Hey all. I apologize for putting so much in one post, but I haven't had a chance to post all week :P
First what I think is a bug. This has to do with alpha blending on the GeForce 256 vs TNT2. I'm blending textured, billboarded polygons with blend function GL_SRC_ALPHA, GL_ONE_MINUS_SRC_ALPHA. The poly's are sorted according to window z coord. The texture environment is GL_MODULATE, the filters are both GL_LINEAR, and the texture format is GL_ALPHA. The typical way of drawing the blended polys is to set the depth mask to GL_FALSE and render them after rendering all opaque objects. Unfortunately, this does not work right on the GeForce. Blending still happens, but instead of my texture fading to totally transparent at the edges of the polygons (which it should do), it has an abrupt cutoff to it when the alpha reaches some small but non-zero value. I believe this is a bug for two reasons.
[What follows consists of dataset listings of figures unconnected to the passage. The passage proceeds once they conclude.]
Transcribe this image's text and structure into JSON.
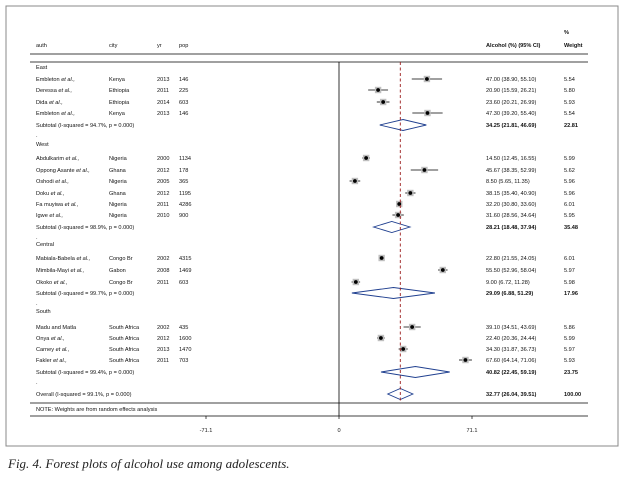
{
  "chart_data": {
    "type": "forest",
    "columns": {
      "author": "auth",
      "city": "city",
      "year": "yr",
      "population": "pop",
      "effect": "Alcohol (%) (95% CI)",
      "weight_pct": "%",
      "weight": "Weight"
    },
    "x_axis": {
      "ticks": [
        "-71.1",
        "0",
        "71.1"
      ],
      "tick_values": [
        -71.1,
        0,
        71.1
      ]
    },
    "overall_line_value": 32.77,
    "groups": [
      {
        "name": "East",
        "studies": [
          {
            "author": "Embleton",
            "etal": "et al.,",
            "city": "Kenya",
            "year": "2013",
            "pop": "146",
            "est": 47.0,
            "lo": 38.9,
            "hi": 55.1,
            "ci_text": "47.00 (38.90, 55.10)",
            "weight": "5.54"
          },
          {
            "author": "Deressa",
            "etal": "et al.,",
            "city": "Ethiopia",
            "year": "2011",
            "pop": "225",
            "est": 20.9,
            "lo": 15.59,
            "hi": 26.21,
            "ci_text": "20.90 (15.59, 26.21)",
            "weight": "5.80"
          },
          {
            "author": "Dida",
            "etal": "et al.,",
            "city": "Ethiopia",
            "year": "2014",
            "pop": "603",
            "est": 23.6,
            "lo": 20.21,
            "hi": 26.99,
            "ci_text": "23.60 (20.21, 26.99)",
            "weight": "5.93"
          },
          {
            "author": "Embleton",
            "etal": "et al.,",
            "city": "Kenya",
            "year": "2013",
            "pop": "146",
            "est": 47.3,
            "lo": 39.2,
            "hi": 55.4,
            "ci_text": "47.30 (39.20, 55.40)",
            "weight": "5.54"
          }
        ],
        "subtotal": {
          "label": "Subtotal  (I-squared = 94.7%, p = 0.000)",
          "est": 34.25,
          "lo": 21.81,
          "hi": 46.69,
          "ci_text": "34.25 (21.81, 46.69)",
          "weight": "22.81"
        }
      },
      {
        "name": "West",
        "studies": [
          {
            "author": "Abdulkarim",
            "etal": "et al.,",
            "city": "Nigeria",
            "year": "2000",
            "pop": "1134",
            "est": 14.5,
            "lo": 12.45,
            "hi": 16.55,
            "ci_text": "14.50 (12.45, 16.55)",
            "weight": "5.99"
          },
          {
            "author": "Oppong Asante",
            "etal": "et al.,",
            "city": "Ghana",
            "year": "2012",
            "pop": "178",
            "est": 45.67,
            "lo": 38.35,
            "hi": 52.99,
            "ci_text": "45.67 (38.35, 52.99)",
            "weight": "5.62"
          },
          {
            "author": "Oshodi",
            "etal": "et al.,",
            "city": "Nigeria",
            "year": "2005",
            "pop": "365",
            "est": 8.5,
            "lo": 5.65,
            "hi": 11.35,
            "ci_text": "8.50 (5.65, 11.35)",
            "weight": "5.96"
          },
          {
            "author": "Doku",
            "etal": "et al.,",
            "city": "Ghana",
            "year": "2012",
            "pop": "1195",
            "est": 38.15,
            "lo": 35.4,
            "hi": 40.9,
            "ci_text": "38.15 (35.40, 40.90)",
            "weight": "5.96"
          },
          {
            "author": "Fa muyiwa",
            "etal": "et al.,",
            "city": "Nigeria",
            "year": "2011",
            "pop": "4286",
            "est": 32.2,
            "lo": 30.8,
            "hi": 33.6,
            "ci_text": "32.20 (30.80, 33.60)",
            "weight": "6.01"
          },
          {
            "author": "Igwe",
            "etal": "et al.,",
            "city": "Nigeria",
            "year": "2010",
            "pop": "900",
            "est": 31.6,
            "lo": 28.56,
            "hi": 34.64,
            "ci_text": "31.60 (28.56, 34.64)",
            "weight": "5.95"
          }
        ],
        "subtotal": {
          "label": "Subtotal  (I-squared = 98.9%, p = 0.000)",
          "est": 28.21,
          "lo": 18.48,
          "hi": 37.94,
          "ci_text": "28.21 (18.48, 37.94)",
          "weight": "35.48"
        }
      },
      {
        "name": "Central",
        "studies": [
          {
            "author": "Mabiala-Babela",
            "etal": "et al.,",
            "city": "Congo Br",
            "year": "2002",
            "pop": "4315",
            "est": 22.8,
            "lo": 21.55,
            "hi": 24.05,
            "ci_text": "22.80 (21.55, 24.05)",
            "weight": "6.01"
          },
          {
            "author": "Mimbila-Mayi",
            "etal": "et al.,",
            "city": "Gabon",
            "year": "2008",
            "pop": "1469",
            "est": 55.5,
            "lo": 52.96,
            "hi": 58.04,
            "ci_text": "55.50 (52.96, 58.04)",
            "weight": "5.97"
          },
          {
            "author": "Okoko",
            "etal": "et al.,",
            "city": "Congo Br",
            "year": "2011",
            "pop": "603",
            "est": 9.0,
            "lo": 6.72,
            "hi": 11.28,
            "ci_text": "9.00 (6.72, 11.28)",
            "weight": "5.98"
          }
        ],
        "subtotal": {
          "label": "Subtotal  (I-squared = 99.7%, p = 0.000)",
          "est": 29.09,
          "lo": 6.88,
          "hi": 51.29,
          "ci_text": "29.09 (6.88, 51.29)",
          "weight": "17.96"
        }
      },
      {
        "name": "South",
        "studies": [
          {
            "author": "Madu and Matla",
            "etal": "",
            "city": "South Africa",
            "year": "2002",
            "pop": "435",
            "est": 39.1,
            "lo": 34.51,
            "hi": 43.69,
            "ci_text": "39.10 (34.51, 43.69)",
            "weight": "5.86"
          },
          {
            "author": "Onya",
            "etal": "et al.,",
            "city": "South Africa",
            "year": "2012",
            "pop": "1600",
            "est": 22.4,
            "lo": 20.36,
            "hi": 24.44,
            "ci_text": "22.40 (20.36, 24.44)",
            "weight": "5.99"
          },
          {
            "author": "Carney",
            "etal": "et al.,",
            "city": "South Africa",
            "year": "2013",
            "pop": "1470",
            "est": 34.3,
            "lo": 31.87,
            "hi": 36.73,
            "ci_text": "34.30 (31.87, 36.73)",
            "weight": "5.97"
          },
          {
            "author": "Fakler",
            "etal": "et al.,",
            "city": "South Africa",
            "year": "2011",
            "pop": "703",
            "est": 67.6,
            "lo": 64.14,
            "hi": 71.06,
            "ci_text": "67.60 (64.14, 71.06)",
            "weight": "5.93"
          }
        ],
        "subtotal": {
          "label": "Subtotal  (I-squared = 99.4%, p = 0.000)",
          "est": 40.82,
          "lo": 22.45,
          "hi": 59.19,
          "ci_text": "40.82 (22.45, 59.19)",
          "weight": "23.75"
        }
      }
    ],
    "overall": {
      "label": "Overall  (I-squared = 99.1%, p = 0.000)",
      "est": 32.77,
      "lo": 26.04,
      "hi": 39.51,
      "ci_text": "32.77 (26.04, 39.51)",
      "weight": "100.00"
    },
    "note": "NOTE: Weights are from random effects analysis"
  },
  "caption": "Fig. 4. Forest plots of alcohol use among adolescents.",
  "colors": {
    "line": "#000000",
    "dashed": "#9b1c1c",
    "frame": "#888888"
  }
}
One is that it works right on my TNT2 at home, and the other is that doing glDepthMask(GL_FALSE) causes this to happen WHETHER THE DEPTH TEST IS ENABLED OR NOT!! Is this a driver bug or am I just really missing something? I believe the newest drivers are installed (6.18) on both machines.
Second a question. I find myself rendering a lot of 2-d height fields. I.e. for every x,y value, there is an associated z value. Usually, all the z values change every frame but none of the x and y values do. Is there some way that I can have the graphics card keep the x and y values and just send the z values every frame? That would cut bandwidth to 1/3 of it's current usage, which would be sweet.
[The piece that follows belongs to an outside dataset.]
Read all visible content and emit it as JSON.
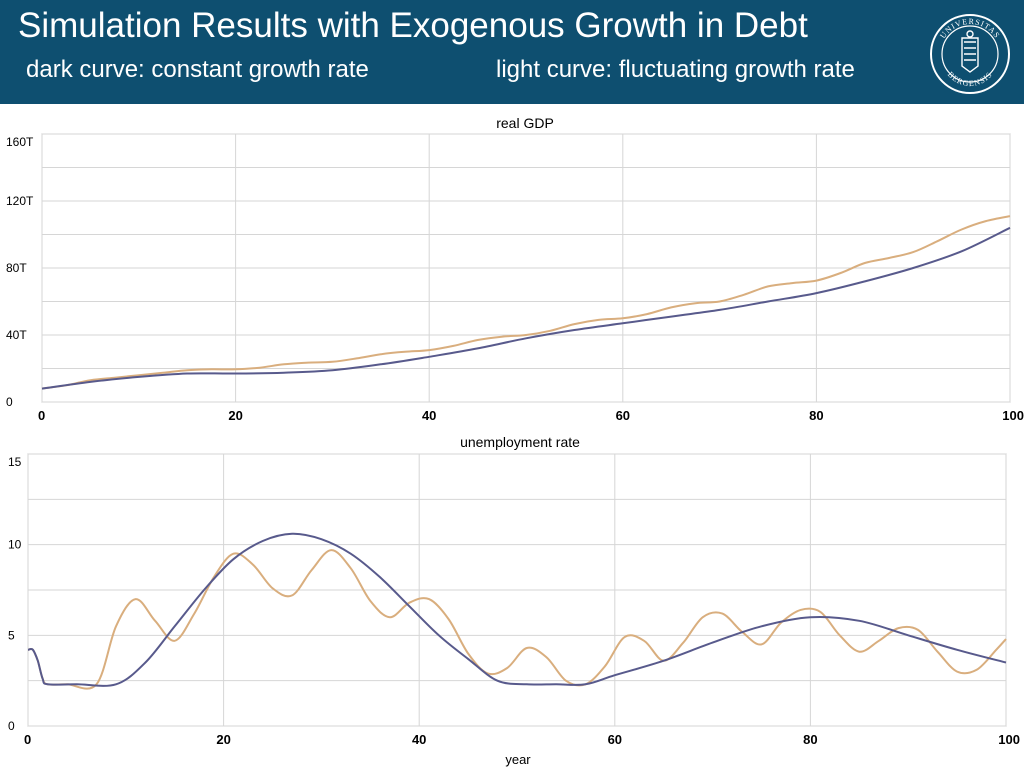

Finally, I remember Matt asking for feature suggestions on Nvida graphics cards. Here is one that would be on the top of my list:
Call this extension ZENO_LAZY_SORT_EXT
When GL_BLEND is enabled, every time a polygon gets rendered it's alpha value is checked. If it is not equal to 1.0, that polygon gets stored on the graphics card in some sorted data structure (binary tree, hash table, etc) based upon it's window z coordinate. Then, once SwapBuffers() is called, the card can take this cache of poly's (which is already sorted), put the depth buffer in read-only mode, and draw the polygons. There are SO many benefits to this sort of hardware acceleration:
1) The user does not have to do the math to transform the polygon's z coordinate to window coordinates - the graphics card does this anyway (with T&L), so this saves duplicate math.
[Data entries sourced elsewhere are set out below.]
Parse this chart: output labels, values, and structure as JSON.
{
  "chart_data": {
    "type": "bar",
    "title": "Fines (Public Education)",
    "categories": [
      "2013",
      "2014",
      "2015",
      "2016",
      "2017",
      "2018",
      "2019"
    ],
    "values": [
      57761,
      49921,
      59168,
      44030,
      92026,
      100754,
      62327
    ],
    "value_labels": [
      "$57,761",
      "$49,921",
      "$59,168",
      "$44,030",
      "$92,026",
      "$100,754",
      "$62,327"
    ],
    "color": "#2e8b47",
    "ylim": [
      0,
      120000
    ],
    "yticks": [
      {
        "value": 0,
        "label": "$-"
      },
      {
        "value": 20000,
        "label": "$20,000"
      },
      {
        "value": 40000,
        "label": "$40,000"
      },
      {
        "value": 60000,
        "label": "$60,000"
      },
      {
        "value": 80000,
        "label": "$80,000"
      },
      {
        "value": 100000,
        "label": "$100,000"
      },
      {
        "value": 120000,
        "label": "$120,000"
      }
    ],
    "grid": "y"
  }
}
2) The user does not have to call a sort routine on these transformed coordinates, which is usually n log n time at best.
3) The graphics card could do the sorting at the polygon level. Usually when I do this it is at the object level cuz they're in display lists, so I can't have transparent 3d objects and have them look right (except maybe spheres).
4) The user does not have to separate translucent and opaque objects in his scenes data structures.
Is there some reason that I don't see why this would be an undoable or bad extension? Has it been proposed or does it already exist somewhere?
Thanks in advance for your help,